La Paz.– El presidente de Bolivia, Rodrigo Paz, anunció que reducirá en 50 % su salario y el de sus ministros como una señal de compromiso con el país, en medio de varias semanas de protestas, bloqueos y reclamos por su renuncia. La medida fue presentada como parte de un esfuerzo para responder a la crisis social y económica que atraviesa la nación.
Paz dijo que tanto él como su gabinete decidieron asumir el recorte salarial para sumarse al esfuerzo que, según afirmó, hoy necesita Bolivia. El anuncio se produce en un contexto de creciente tensión por la escasez de combustible, alimentos y medicinas, así como por el descontento frente a medidas de austeridad y al alza del costo de vida.
Durante su mensaje, el mandatario sostuvo que está dispuesto a conversar, pero rechazó que el diálogo se imponga bajo la presión del hambre de la población o del desabastecimiento de servicios básicos y suministros esenciales.

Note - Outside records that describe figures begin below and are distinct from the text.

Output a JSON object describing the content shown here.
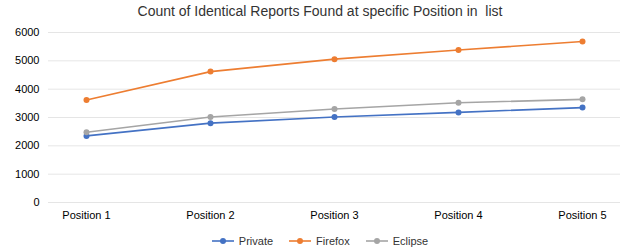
{
  "chart_data": {
    "type": "line",
    "title": "Count of Identical Reports Found at specific Position in  list",
    "categories": [
      "Position 1",
      "Position 2",
      "Position 3",
      "Position 4",
      "Position 5"
    ],
    "series": [
      {
        "name": "Private",
        "color": "#4472C4",
        "marker": "circle",
        "values": [
          2350,
          2800,
          3020,
          3180,
          3350
        ]
      },
      {
        "name": "Firefox",
        "color": "#ED7D31",
        "marker": "circle",
        "values": [
          3620,
          4620,
          5060,
          5380,
          5680
        ]
      },
      {
        "name": "Eclipse",
        "color": "#A5A5A5",
        "marker": "circle",
        "values": [
          2480,
          3020,
          3300,
          3520,
          3640
        ]
      }
    ],
    "ylim": [
      0,
      6000
    ],
    "yticks": [
      0,
      1000,
      2000,
      3000,
      4000,
      5000,
      6000
    ],
    "grid": true,
    "legend": "bottom"
  }
}
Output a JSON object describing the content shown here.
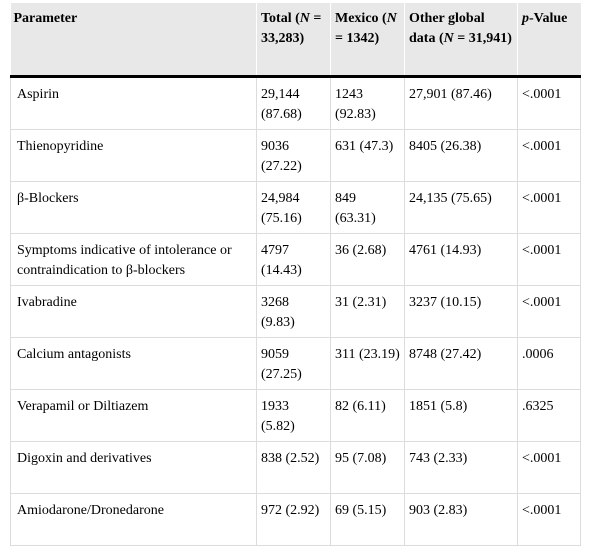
{
  "table": {
    "headers": [
      {
        "pre": "Parameter",
        "ital": "",
        "post": ""
      },
      {
        "pre": "Total (",
        "ital": "N",
        "post": " = 33,283)"
      },
      {
        "pre": "Mexico (",
        "ital": "N",
        "post": " = 1342)"
      },
      {
        "pre": "Other global data (",
        "ital": "N",
        "post": " = 31,941)"
      },
      {
        "pre": "",
        "ital": "p",
        "post": "-Value"
      }
    ],
    "rows": [
      [
        "Aspirin",
        "29,144 (87.68)",
        "1243 (92.83)",
        "27,901 (87.46)",
        "<.0001"
      ],
      [
        "Thienopyridine",
        "9036 (27.22)",
        "631 (47.3)",
        "8405 (26.38)",
        "<.0001"
      ],
      [
        "β-Blockers",
        "24,984 (75.16)",
        "849 (63.31)",
        "24,135 (75.65)",
        "<.0001"
      ],
      [
        "Symptoms indicative of intolerance or contraindication to β-blockers",
        "4797 (14.43)",
        "36 (2.68)",
        "4761 (14.93)",
        "<.0001"
      ],
      [
        "Ivabradine",
        "3268 (9.83)",
        "31 (2.31)",
        "3237 (10.15)",
        "<.0001"
      ],
      [
        "Calcium antagonists",
        "9059 (27.25)",
        "311 (23.19)",
        "8748 (27.42)",
        ".0006"
      ],
      [
        "Verapamil or Diltiazem",
        "1933 (5.82)",
        "82 (6.11)",
        "1851 (5.8)",
        ".6325"
      ],
      [
        "Digoxin and derivatives",
        "838 (2.52)",
        "95 (7.08)",
        "743 (2.33)",
        "<.0001"
      ],
      [
        "Amiodarone/Dronedarone",
        "972 (2.92)",
        "69 (5.15)",
        "903 (2.83)",
        "<.0001"
      ]
    ]
  }
}
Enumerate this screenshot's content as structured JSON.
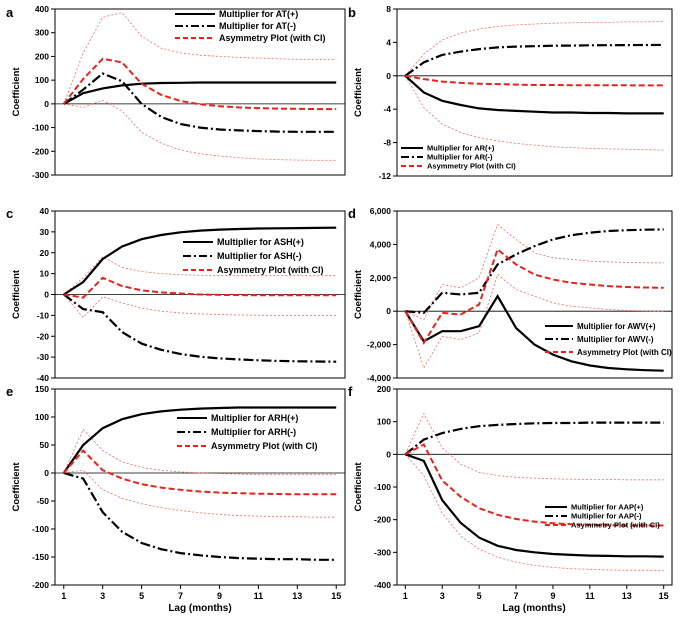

También lamentó las muertes registradas en medio de la crisis y cuestionó a los sectores que mantienen las protestas por el costo humano que, según dijo, está dejando la confrontación. Paz insistió en que el diálogo no debe verse como una señal de miedo, sino como una decisión responsable para evitar el uso de la fuerza.
Las protestas en Bolivia han escalado durante mayo con bloqueos, huelgas y manifestaciones impulsadas por diversos sectores, incluidos transportistas, mineros, sindicatos y grupos rurales. Parte de los manifestantes exige revertir ajustes económicos, mientras otros ya reclaman directamente la salida del presidente.
El Gobierno ha defendido sus recortes y la revisión de subsidios como medidas necesarias para estabilizar la economía, pero la presión en las calles sigue creciendo y ya ha generado cierres temporales de servicios, interrupciones de suministros y una fuerte tensión política.